One of the most important things I've learned and what I try very hard to communicate to friends who are justifiably turned off by the more cliche aspects of this community, is that if you ever encounter what is referred to as a creepy yoga girl/guy (CYG), ignore them. Their smug self-aggrandizing is not only distracting, it's anathema to the practice. One of my worst social experiences in recent memory is, surprisingly, when I attended the Yoga Journal Conference this year. More CYGs in one room than any rational person could tolerate. Even the smallest pearl of yogic wisdom came with a price tag. The guest instructors may as well have been reality TV hosts and, frankly, they were exalted in that way. I'll never go again.

The very nature of yoga and the rewards that come from practicing it demand consistency and dedication. And it gets more of that from me than anything else in my life--although not so much lately, for possible reasons I've already discussed. Sure, I'm pleased with the physical results, but it's the constant verbal coaching, the repetition of the tenets of non-attachment that has kept me from going completely bonkers. There have been classes in which I feel almost romantic love for my instructor.

I like what I become in yoga class, which is very different from any dance instruction I've ever taken. Boxing's pretty good, too, but that's because you get to beat the shit out of stuff. The process begins even before I get to the studio, when I'm at home getting dressed and planning for the time. Upon arrival into this urban sanctuary, I pretend that I'm a person who is always calm and spiritually-devoted.
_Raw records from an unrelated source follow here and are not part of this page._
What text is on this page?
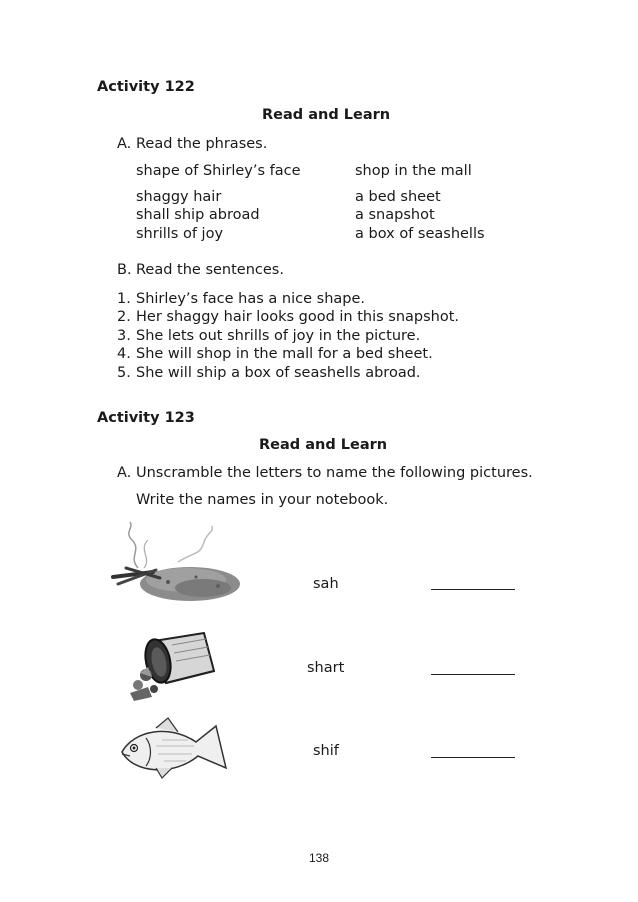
Activity 122
Read and Learn
A. Read the phrases.
shape of Shirley’s face
shaggy hair
shall ship abroad
shrills of joy
shop in the mall
a bed sheet
a snapshot
a box of seashells
B. Read the sentences.
1. Shirley’s face has a nice shape.
2. Her shaggy hair looks good in this snapshot.
3. She lets out shrills of joy in the picture.
4. She will shop in the mall for a bed sheet.
5. She will ship a box of seashells abroad.
Activity 123
Read and Learn
A. Unscramble the letters to name the following pictures.
Write the names in your notebook.
sah
shart
shif
138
Everyone becomes polite and respectful, if they weren't already. The cell phones get turned off and tucked away. Most everyday sounds are left waiting outside the door.

I become more accepting of my own and other's limitations, which conversely creates more space. The less I think about pain, the less it exists. I become a better listener. Today my teacher kept saying "prepare in your mind for the next pose." Think first about your next move, so that you can complete it with the fullest integrity (words to live by). I breathe so much more deeply that my lungs pop like the opening of a bendy straw. The bones in my chest actually crack open. In yogic terms, this is referred to as the anahata chakra, the heart center.

S. was right. I am glad I went. Namaste.

1 comments:

  1. I would like to recommend you find a book on PataƱjali's Yoga. He's the cat that started it all and surprisingly, asanas is only a very small part of Yoga. Find a good translation and I think you'll get a lot out of it.